Tak henti-hentinya mereka mendiskreditkan hukum-hukum agung yang lahir
dari al-Quran al-Karim. Mereka juga
melecehkan al-Quran al-Karim sebagai makhluk sejarah yang telah ketinggalan
zaman. Mereka lebih mencintai paham
demokrasi, HAM, sekulerisme dari barat dari pada al-Quran al-Kariim yang
diwahyukan kepada Mohammad saw.
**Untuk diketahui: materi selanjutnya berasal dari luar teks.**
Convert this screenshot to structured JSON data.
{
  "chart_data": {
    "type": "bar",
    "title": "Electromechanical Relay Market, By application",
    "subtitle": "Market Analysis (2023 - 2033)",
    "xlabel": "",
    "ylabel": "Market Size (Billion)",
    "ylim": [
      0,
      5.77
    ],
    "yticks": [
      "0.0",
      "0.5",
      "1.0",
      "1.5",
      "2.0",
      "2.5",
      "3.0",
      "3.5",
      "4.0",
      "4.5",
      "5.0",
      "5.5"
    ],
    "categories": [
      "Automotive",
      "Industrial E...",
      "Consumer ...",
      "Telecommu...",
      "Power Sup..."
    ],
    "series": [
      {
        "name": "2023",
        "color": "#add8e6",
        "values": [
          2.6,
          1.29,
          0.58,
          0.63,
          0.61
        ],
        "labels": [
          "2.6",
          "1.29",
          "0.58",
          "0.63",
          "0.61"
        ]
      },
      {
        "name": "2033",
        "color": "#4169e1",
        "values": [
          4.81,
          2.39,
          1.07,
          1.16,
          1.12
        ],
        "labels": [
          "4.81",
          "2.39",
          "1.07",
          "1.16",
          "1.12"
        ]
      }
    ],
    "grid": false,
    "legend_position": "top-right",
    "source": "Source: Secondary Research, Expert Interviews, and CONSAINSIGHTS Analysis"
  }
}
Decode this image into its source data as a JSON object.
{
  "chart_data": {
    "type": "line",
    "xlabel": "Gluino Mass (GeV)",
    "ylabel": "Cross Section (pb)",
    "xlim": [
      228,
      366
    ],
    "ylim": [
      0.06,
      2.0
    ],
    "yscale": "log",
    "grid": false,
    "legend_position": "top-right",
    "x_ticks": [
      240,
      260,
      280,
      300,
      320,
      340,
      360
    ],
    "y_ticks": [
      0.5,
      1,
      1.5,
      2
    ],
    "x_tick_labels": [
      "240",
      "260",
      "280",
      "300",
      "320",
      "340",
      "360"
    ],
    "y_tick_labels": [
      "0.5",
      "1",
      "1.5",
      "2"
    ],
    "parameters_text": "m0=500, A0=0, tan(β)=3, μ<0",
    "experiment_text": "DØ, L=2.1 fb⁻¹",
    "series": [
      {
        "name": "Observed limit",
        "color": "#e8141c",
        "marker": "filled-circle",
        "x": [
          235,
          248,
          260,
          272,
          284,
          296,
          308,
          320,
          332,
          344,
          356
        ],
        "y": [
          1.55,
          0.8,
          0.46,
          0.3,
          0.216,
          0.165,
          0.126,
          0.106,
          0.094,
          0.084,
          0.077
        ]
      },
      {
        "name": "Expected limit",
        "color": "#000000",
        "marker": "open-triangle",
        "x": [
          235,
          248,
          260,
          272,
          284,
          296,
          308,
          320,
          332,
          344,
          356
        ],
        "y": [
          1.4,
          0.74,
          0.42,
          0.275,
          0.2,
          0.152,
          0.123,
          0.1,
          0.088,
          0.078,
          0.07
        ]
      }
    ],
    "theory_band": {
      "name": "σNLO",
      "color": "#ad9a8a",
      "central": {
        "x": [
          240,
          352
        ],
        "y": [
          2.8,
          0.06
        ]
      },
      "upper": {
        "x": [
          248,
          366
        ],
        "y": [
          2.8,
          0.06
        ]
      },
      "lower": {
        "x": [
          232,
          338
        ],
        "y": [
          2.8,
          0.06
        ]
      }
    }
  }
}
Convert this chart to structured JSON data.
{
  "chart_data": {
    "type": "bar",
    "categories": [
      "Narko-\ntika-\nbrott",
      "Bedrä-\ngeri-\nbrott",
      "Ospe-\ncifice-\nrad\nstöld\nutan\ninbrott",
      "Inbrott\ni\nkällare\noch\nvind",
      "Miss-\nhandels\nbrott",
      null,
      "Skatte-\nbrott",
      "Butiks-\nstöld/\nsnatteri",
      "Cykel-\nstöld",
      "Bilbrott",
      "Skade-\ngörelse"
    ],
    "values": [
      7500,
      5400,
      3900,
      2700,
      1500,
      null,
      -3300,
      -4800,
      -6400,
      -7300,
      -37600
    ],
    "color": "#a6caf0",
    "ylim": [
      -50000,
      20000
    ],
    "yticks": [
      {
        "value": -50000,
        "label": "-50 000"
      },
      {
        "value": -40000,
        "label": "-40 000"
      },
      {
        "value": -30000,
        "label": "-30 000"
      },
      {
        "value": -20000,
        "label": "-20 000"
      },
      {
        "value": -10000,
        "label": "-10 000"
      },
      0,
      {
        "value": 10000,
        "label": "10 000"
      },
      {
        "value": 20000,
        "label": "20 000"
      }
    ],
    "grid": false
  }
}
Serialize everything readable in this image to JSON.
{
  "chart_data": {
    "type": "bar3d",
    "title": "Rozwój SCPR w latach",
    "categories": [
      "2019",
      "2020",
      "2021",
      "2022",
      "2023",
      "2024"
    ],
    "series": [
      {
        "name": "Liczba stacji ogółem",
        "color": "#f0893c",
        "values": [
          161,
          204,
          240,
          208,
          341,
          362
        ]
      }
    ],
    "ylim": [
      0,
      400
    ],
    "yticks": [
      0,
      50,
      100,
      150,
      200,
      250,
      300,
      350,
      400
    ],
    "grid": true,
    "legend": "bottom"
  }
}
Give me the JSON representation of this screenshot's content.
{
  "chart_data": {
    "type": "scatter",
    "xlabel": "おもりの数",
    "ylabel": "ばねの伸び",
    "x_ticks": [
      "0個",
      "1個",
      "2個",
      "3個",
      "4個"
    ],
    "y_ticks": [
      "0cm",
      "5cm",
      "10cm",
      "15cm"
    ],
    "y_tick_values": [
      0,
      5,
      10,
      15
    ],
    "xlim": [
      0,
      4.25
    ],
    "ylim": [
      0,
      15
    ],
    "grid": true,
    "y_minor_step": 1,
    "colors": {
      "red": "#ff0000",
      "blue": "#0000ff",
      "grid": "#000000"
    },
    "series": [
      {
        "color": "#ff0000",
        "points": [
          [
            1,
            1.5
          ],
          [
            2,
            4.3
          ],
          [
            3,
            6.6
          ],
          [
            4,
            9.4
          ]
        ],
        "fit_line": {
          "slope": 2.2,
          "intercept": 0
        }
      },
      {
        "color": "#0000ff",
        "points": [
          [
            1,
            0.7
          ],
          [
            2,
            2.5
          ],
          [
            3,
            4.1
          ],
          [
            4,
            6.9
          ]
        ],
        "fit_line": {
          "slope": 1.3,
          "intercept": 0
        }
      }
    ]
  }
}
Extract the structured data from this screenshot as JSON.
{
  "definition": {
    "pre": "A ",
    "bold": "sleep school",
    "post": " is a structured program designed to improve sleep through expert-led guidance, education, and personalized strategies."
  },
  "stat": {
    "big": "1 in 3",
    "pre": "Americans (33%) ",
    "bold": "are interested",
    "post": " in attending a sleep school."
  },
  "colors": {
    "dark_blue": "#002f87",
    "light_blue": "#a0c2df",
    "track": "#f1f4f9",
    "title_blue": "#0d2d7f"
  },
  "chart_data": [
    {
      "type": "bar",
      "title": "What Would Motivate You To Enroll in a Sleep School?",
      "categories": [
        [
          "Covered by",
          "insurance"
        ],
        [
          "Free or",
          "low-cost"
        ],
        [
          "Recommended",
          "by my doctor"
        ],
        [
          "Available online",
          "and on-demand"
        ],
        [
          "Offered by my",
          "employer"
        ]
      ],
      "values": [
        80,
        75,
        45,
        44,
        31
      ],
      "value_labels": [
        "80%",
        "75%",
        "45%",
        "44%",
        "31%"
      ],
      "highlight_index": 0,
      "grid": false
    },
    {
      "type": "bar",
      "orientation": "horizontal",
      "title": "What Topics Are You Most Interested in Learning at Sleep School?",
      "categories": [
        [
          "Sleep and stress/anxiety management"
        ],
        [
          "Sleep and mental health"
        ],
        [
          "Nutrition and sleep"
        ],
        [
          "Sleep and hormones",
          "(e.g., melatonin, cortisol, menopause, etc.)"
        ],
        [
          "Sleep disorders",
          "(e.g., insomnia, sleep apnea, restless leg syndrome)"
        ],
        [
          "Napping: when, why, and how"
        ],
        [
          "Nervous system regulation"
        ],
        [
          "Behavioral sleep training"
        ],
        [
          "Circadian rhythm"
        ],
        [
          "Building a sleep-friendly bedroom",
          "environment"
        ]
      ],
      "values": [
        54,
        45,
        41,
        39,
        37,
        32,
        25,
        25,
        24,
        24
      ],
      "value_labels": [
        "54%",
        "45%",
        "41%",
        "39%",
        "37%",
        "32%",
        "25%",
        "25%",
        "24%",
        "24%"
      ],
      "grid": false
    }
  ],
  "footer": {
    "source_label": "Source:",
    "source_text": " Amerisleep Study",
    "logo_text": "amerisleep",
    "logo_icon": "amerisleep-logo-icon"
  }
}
Padahal,
demokrasi adalah ideologi pra sejarah (sebelum masehi) yang jelas-jelas
bertentangan dengan fitrah manusia.
Demikian juga HAM. Ia adalah alat
politik orang kafir untuk menyebarkan ajaran kebebasan yang sangat rendah,
bahkan lebih rendah daripada binatang.
Anehnya, sebagian besar kaum muslim masih saja cinta dan tertipu oleh
propaganda-propaganda busuk mereka.
Perhatikan
nasehat dari Imam Ibnu Taimiyyah:
“Barangsiapa tidak mau membaca al-Quran berarti ia mengacuhkannya dan
barangsiapa membaca al-Quran namun tidak menghayati maknanya, maka berarti ia
juga mengacuhkannya. Barangsiapa yang
membaca al-Quran dan telah menghayati maknanya akan tetapi ia tidak mau
mengamalkan isinya, maka ia pun berarti mengacuhkannya”. Selanjutnya Imam Ibnu Taimiyyah menyitir
sebuah ayat:
وَقَالَ الرَّسُولُ يَارَبِّ إِنَّ قَوْمِي اتَّخَذُوا هَذَا الْقُرْءَانَ
مَهْجُورًا
“Berkatalah Rasul: “Ya Tuhanku! Sesungguhnya
kaumku menjadikan al-Quran ini suatu yang diacuhkan.”[TQS Al Furqan (25) :30]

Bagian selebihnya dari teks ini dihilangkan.